As prescient as we were back in 1991, we could never have imagined how transnational crime – particularly transnational organized crime – would evolve. Twenty years ago, the United States was enjoying a string of success against American mafia families, finding new ways to penetrate and dismantle these hierarchical organizations.
However, what we could not appreciate during that time was the impressive adaptability of criminal organizations. Despite our past successes, criminals have an impressive ability to react and reconstitute in ways that allow them to continue their profitable activities and avoid detection. Today, most criminal organizations bear no resemblance to the hierarchical organized crime family groups of the 1980’s. Today’s criminal groups consist of loose and informal networks that often converge only when it is convenient. These networks are not always permanent, and individuals involved in these networks often have no idea about the larger structure and cooperation of various links in the chain. These networks benefit tremendously from instant global communication, and interact in an environment that knows no borders. The subject of the thematic debate for this Commission is a good, but not the only, example of criminal networks that have exploded over the past 20 years.
We discussed at last year’s Crime Congress the growing convergence of these criminal networks and how we are finding that the tentacles of such networks are stretching out to embrace multiple types of criminal activity. Gone are the days when one crime family focused its attention on one or two types of criminal activities. Criminal groups now go where they can make a profit. Groups that specialize in trafficking human persons, for example, are also using all or parts of their networks to help move drugs, counterfeit goods and even proceeds of crime.
Mr. Chairman, as anticipated by Member States when they created this Commission two decades ago, we must use this forum not only to develop strategies for how to address individual types of crime, but also to keep informed of the larger picture. The global priorities for criminals should be the global priorities for this Commission - and for Member State cooperation.

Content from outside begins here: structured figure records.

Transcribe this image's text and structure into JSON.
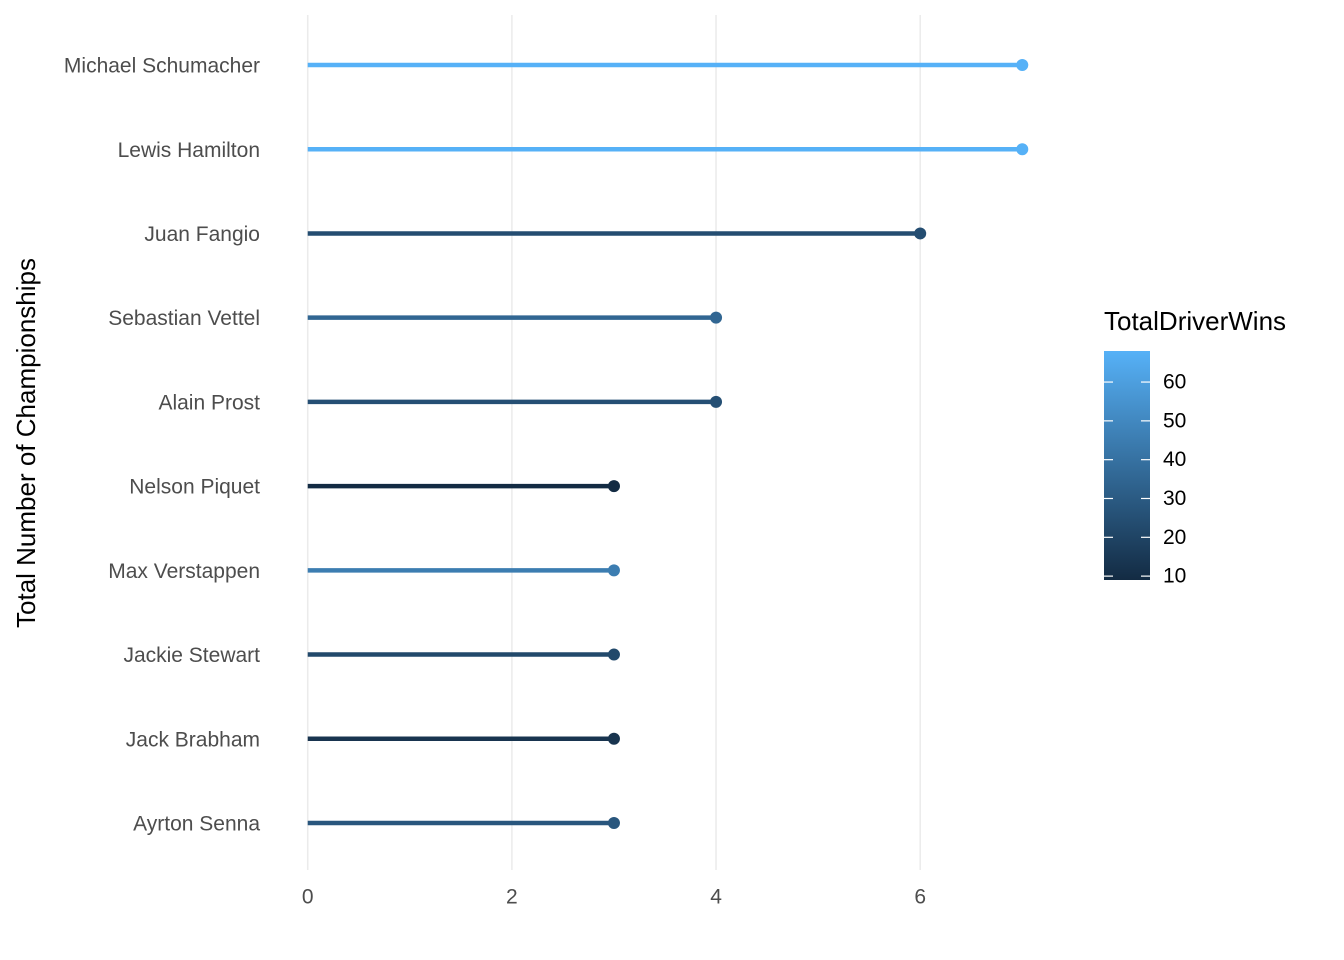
{
  "chart_data": {
    "type": "lollipop",
    "y_axis_label": "Total Number of Championships",
    "categories": [
      "Michael Schumacher",
      "Lewis Hamilton",
      "Juan Fangio",
      "Sebastian Vettel",
      "Alain Prost",
      "Nelson Piquet",
      "Max Verstappen",
      "Jackie Stewart",
      "Jack Brabham",
      "Ayrton Senna"
    ],
    "values": [
      7,
      7,
      6,
      4,
      4,
      3,
      3,
      3,
      3,
      3
    ],
    "color_values": [
      68,
      68,
      24,
      35,
      25,
      9,
      45,
      22,
      13,
      28
    ],
    "xlim": [
      -0.35,
      7.35
    ],
    "xticks": [
      0,
      2,
      4,
      6
    ],
    "grid": true,
    "legend": {
      "title": "TotalDriverWins",
      "lim": [
        9,
        68
      ],
      "ticks": [
        10,
        20,
        30,
        40,
        50,
        60
      ],
      "low_color": "#132B43",
      "high_color": "#56B1F7"
    }
  }
}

Mr. Chairman, as we commemorate the 20th anniversary of the Commission, our hope is that Member States, with the assistance of UNODC, spend more time on the bigger picture of transnational crime. Member States have discussed this in the context of our efforts to improve UNODC’s crime data collection and analysis capabilities. Last year’s UNODC report entitled “Transnational Organized Crime Threat Assessment,” while not without its controversy, represented a useful step in this direction. By gathering, exchanging and reporting information on problems and best practices, we can paint an evidence-based picture that will help us identify shared global priorities and potential tools for countering transnational crime.
The work of UNODC can help us in gaining a more complete perspective on the evolving threats of transnational organized crime. The United States will be introducing a resolution that calls greater attention to the way that transnational crime has evolved as an international threat in recent years, and promote information exchanges to give us a more complete view of the bigger picture. By doing this, we may find new paths for this Commission that we could never have imagined twenty years – or even a decade -- ago.
Thank you for the opportunity to speak, and we look forward to a productive week.